“The complexity of regulations, such as CSDDD, EUDR, CBAM, or the EU Packaging Directive, hinders emerging countries in the Global South from joining the EU market. The initial situation and interests of these countries are not sufficiently integrated into the regulations. As a result, small farmers in UNIDO’s partner countries are excluded from global supply chains.” With these words, Gunther Beger, Managing Director for Innovation and Economic Transformation at UNIDO, opened the 16th Food Safety Congress on 4 June 2024 in Berlin. For imports, legal regulations with a sense of proportion are needed, not complex bureaucratic solutions. For example, the German regulations on documentation requirements are a) unknown to traders and b) difficult to fulfil.

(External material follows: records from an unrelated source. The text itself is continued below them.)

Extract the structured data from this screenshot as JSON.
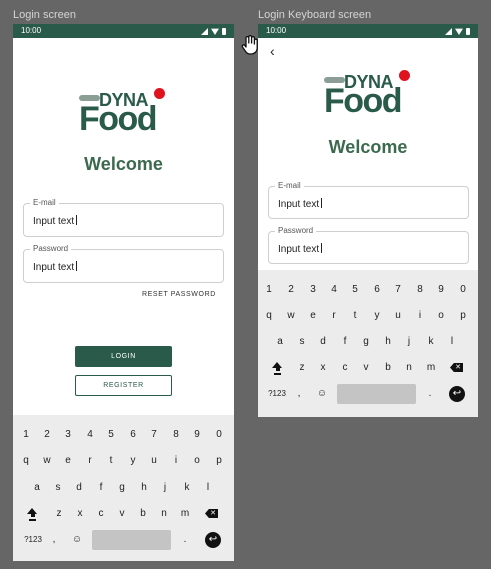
{
  "screens": [
    {
      "frame_title": "Login screen",
      "status": {
        "time": "10:00"
      },
      "logo": {
        "line1": "DYNA",
        "line2": "Food"
      },
      "welcome": "Welcome",
      "email": {
        "label": "E-mail",
        "value": "Input text"
      },
      "password": {
        "label": "Password",
        "value": "Input text"
      },
      "reset_label": "RESET PASSWORD",
      "login_label": "LOGIN",
      "register_label": "REGISTER"
    },
    {
      "frame_title": "Login Keyboard screen",
      "status": {
        "time": "10:00"
      },
      "back_icon": "back-arrow-icon",
      "logo": {
        "line1": "DYNA",
        "line2": "Food"
      },
      "welcome": "Welcome",
      "email": {
        "label": "E-mail",
        "value": "Input text"
      },
      "password": {
        "label": "Password",
        "value": "Input text"
      }
    }
  ],
  "keyboard": {
    "row1": [
      "1",
      "2",
      "3",
      "4",
      "5",
      "6",
      "7",
      "8",
      "9",
      "0"
    ],
    "row2": [
      "q",
      "w",
      "e",
      "r",
      "t",
      "y",
      "u",
      "i",
      "o",
      "p"
    ],
    "row3": [
      "a",
      "s",
      "d",
      "f",
      "g",
      "h",
      "j",
      "k",
      "l"
    ],
    "row4": [
      "z",
      "x",
      "c",
      "v",
      "b",
      "n",
      "m"
    ],
    "symbols_label": "?123",
    "comma": ",",
    "emoji": "☺",
    "period": ".",
    "enter_glyph": "↩",
    "shift_icon": "shift-icon",
    "delete_icon": "backspace-icon"
  },
  "colors": {
    "brand_green": "#2a5a4a",
    "brand_red": "#e0121e",
    "welcome_green": "#3c6a4e",
    "background": "#666666",
    "keyboard_bg": "#ececec"
  },
  "cursor_icon": "hand-pointer-icon"
}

As UNIDO is working internationally to create standards for global cooperation, it is seeking dialogue with decision-makers in order to simplify the path for goods from the Global South into the global value chain.

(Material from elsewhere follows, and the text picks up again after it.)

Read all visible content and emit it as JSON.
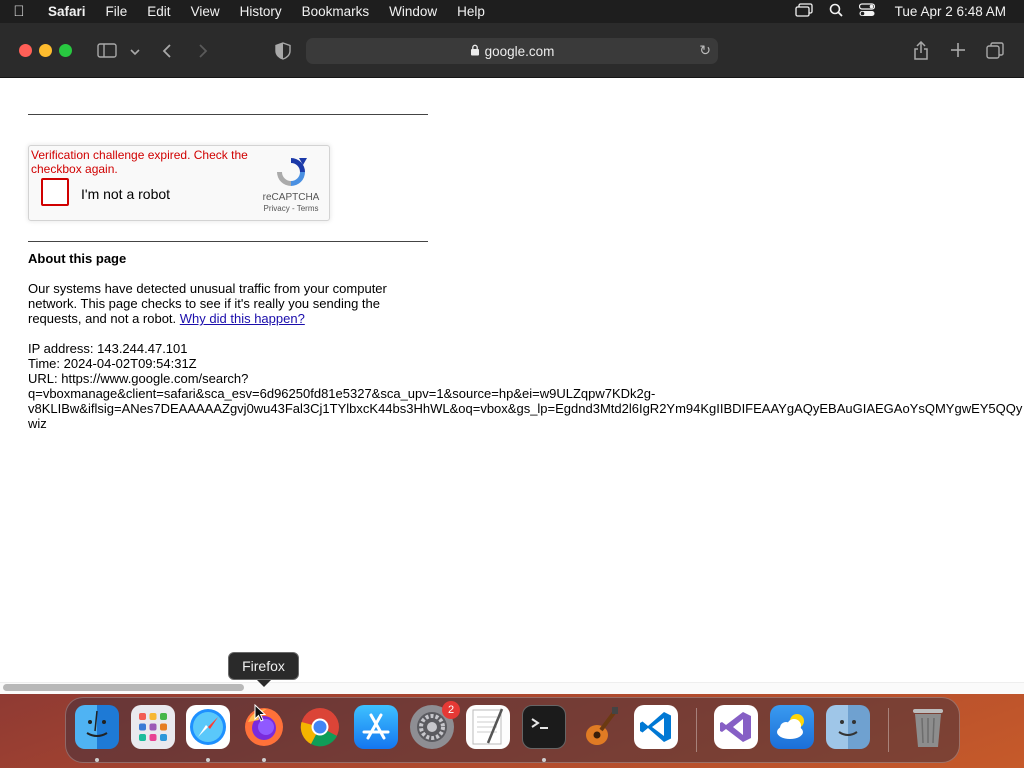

The complexity of the regulations in the supply chain was also strikingly formulated by Dr Andreas Daxenberger, Manager Food/Feed at TÜV Süd. He said that ISO 17029 and 17065 were an attempt to validate claims with key figures on sustainability. These key figures are intended to help companies to better present their environmental behaviour. However, it is completely unclear how retailers can reliably assess transparency and traceability on the basis of this indicator. Environmental friend or environmental sow would be close to each other, depending on which perspective one applies to the products. Therefore, this ISO is currently not being filled with life, as the assessment cannot be standardised. This in turn prevents goods from the Global South from entering the market. The discussion was summarised with the sentence “The madness is man-made”.

The closing words of the organisers, Dr Markus Girnau, Food Association, and Mr Stephan Tromp, HDE, once again highlighted the two associations’ understanding of their roles on the subject of safety. In the interests of consumers, retailers are trying to implement the regulatory packages presented in Germany and the EU in terms of quality management for healthy, sustainable nutrition. Producers, on the other hand, are focussing on the secure supply of goods in international supply chains, even in times of crisis. UNIDO must therefore first understand why food safety is not seen as an international growth driver in Germany – Germany occupies a leading position worldwide in this area – but instead jeopardises international partnerships through discussions on labelling and thus takes itself out of the market.